In the past few years I’ve been trying to play guitar and sing “off book” – and have had various breakthroughs and setbacks. I have found that having a robust understanding of the harmonies and chord progressions and brushing up on ear-training speeds up the learning process prodigiously. However, at the same time I end up in performance situations where I “blank out” and can’t seem to catch onto the chord progression – not even when it is familiar. One of my sons, Zachary, used the term “wordnesia” yesterday, and since I’d never heard of it before I looked it up. This is the paragraph that caught my attention:
Charles A. Weaver III, whom Matthew J.X. Malady interviewed for Slate, points out that a lot of our daily tasks, including reading and writing, are done on autopilot—and the best way to disrupt one of those automatic processes is to consciously think about it. Thing about playing an instrument or a sport and suddenly asking yourself, “Wait, am I doing this right?” That often leads to blanking out on how to perform a task.
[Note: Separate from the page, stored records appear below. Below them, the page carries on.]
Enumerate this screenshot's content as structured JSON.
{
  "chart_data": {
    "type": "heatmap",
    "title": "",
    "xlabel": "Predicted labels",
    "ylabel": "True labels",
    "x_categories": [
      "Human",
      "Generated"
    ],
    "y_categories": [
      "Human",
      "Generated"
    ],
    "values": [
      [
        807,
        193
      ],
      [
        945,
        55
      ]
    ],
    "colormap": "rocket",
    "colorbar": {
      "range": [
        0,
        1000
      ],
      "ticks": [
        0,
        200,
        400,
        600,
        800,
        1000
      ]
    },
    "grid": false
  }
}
The same thing happens with wordnesia, even though we not consciously be aware of questioning what we’re reading or writing. As Weaver explains, “anytime that you engage conscious monitoring of those parts that ought to be automatic, you get a hiccup.”
I RECOGNIZE this. It happens sometimes when I perform music — most recently at the performance at Beatitudes a week or so ago. A fellow performer started to play Home on the Range. I knew that would be performed in the key of F; and I’ve been playing the song off and on, including in performance, without chord prompts (i.e. off-book) – needing only some text prompts after the first verse. However, I couldn’t seem to “catch on” to the chord progression — I couldn’t play it on my guitar. I recognized elements of it, I remembered fragments of it – and yet, didn’t catch onto it. What was going on?
It is the same mental “mind fart” that I have noticed it many times when I am playing Fur Elise on piano – a piece that I memorized at age 10 and have played often enough ever since that I never forgot it. I hesitate to play it in public, because sometimes – even when I’m at home, playing only for myself – I’ll blank out on a part of it. Sometimes it happens because I start thinking about some other topic while playing the piece, and when I return my focus to what I’m playing, I disrupt the process of playing and can’t pick it back up. I notice it happening with my students – they wonder why they “play better at home” than in lesson.
I’m not even sure what to call it – because when playing music it isn’t “wordnesia.” I’m going to need to research this further – and one of my first goals will be finding the proper name for it! In the meantime, the term “mind fart” can be an apt placeholder.
I already have a couple strategies for dealing with this “mind fart” issue. The first is teaching the “conscious” mind (or “left-brain”) how to do things that otherwise the “automatic” or “unconscious” mind (or “right-brain”) would be handling, so that when the monitoring starts that it doesn’t throw a monkey-wrench into the works. The second is for the monitoring to sneak in slowly and for it to remain somewhat detached – less emotionally involved – so that it remains an “observer” rather than an “interferer” into the process of performance. The first time I did these was when at age 10 or so I taught my conscious mind to observe and learn the process of “double-whistling” – something that I was doing intuitively, unconsciously. Once I had mastered that, I found that by experimenting, my conscious mind was able to adjust the intuitive act so that I could whistle two nearby tones simultaneously. (I haven’t been doing this much in the past 30 years, and it looks like I’ve halfway forgotten how to do it.)
I’ve found that by training the left-brain in music theory that it can actually aid the right-brain process of playing a musical piece, rather than hinder it – but doing so is a delicate process.
I suspect that one of the primary reasons why so many who perform music do not wish to ever be “off-book” is because their nerves in a performance situation cause left-brain interference – which causes mistakes – which causes embarrassment and increases anxiety around performances – which causes more left-brain interference during performance, etc. If they keep their eyes “on-book,” the left-brain is kept busy during performance – it is keeping track of progress on-book, which leaves the right-brain free to focus on making music. Interestingly, music reading – even if it is just utilizing “supports,” such as lyrics and chords – creates a handy bifurcation in the brain, leading to a performance where the music is closer to “perfect.” But there is irony in this performance – because a truly scintillating performance needs the skills of the “whole mind” – not just the right-brain with a left-brain entranced in another activity, such as lyric, chord and/or note-reading. In brilliant performances, the left-brain is fully engaged, observing the music-making, the audience reaction, anticipating what-comes-next, aware of what the body is capable of producing, be it a beautifully sung note or a masterfully executed sequence on a musical instrument. For performance to be fully realized, there needs to be a synergy of mind-systems.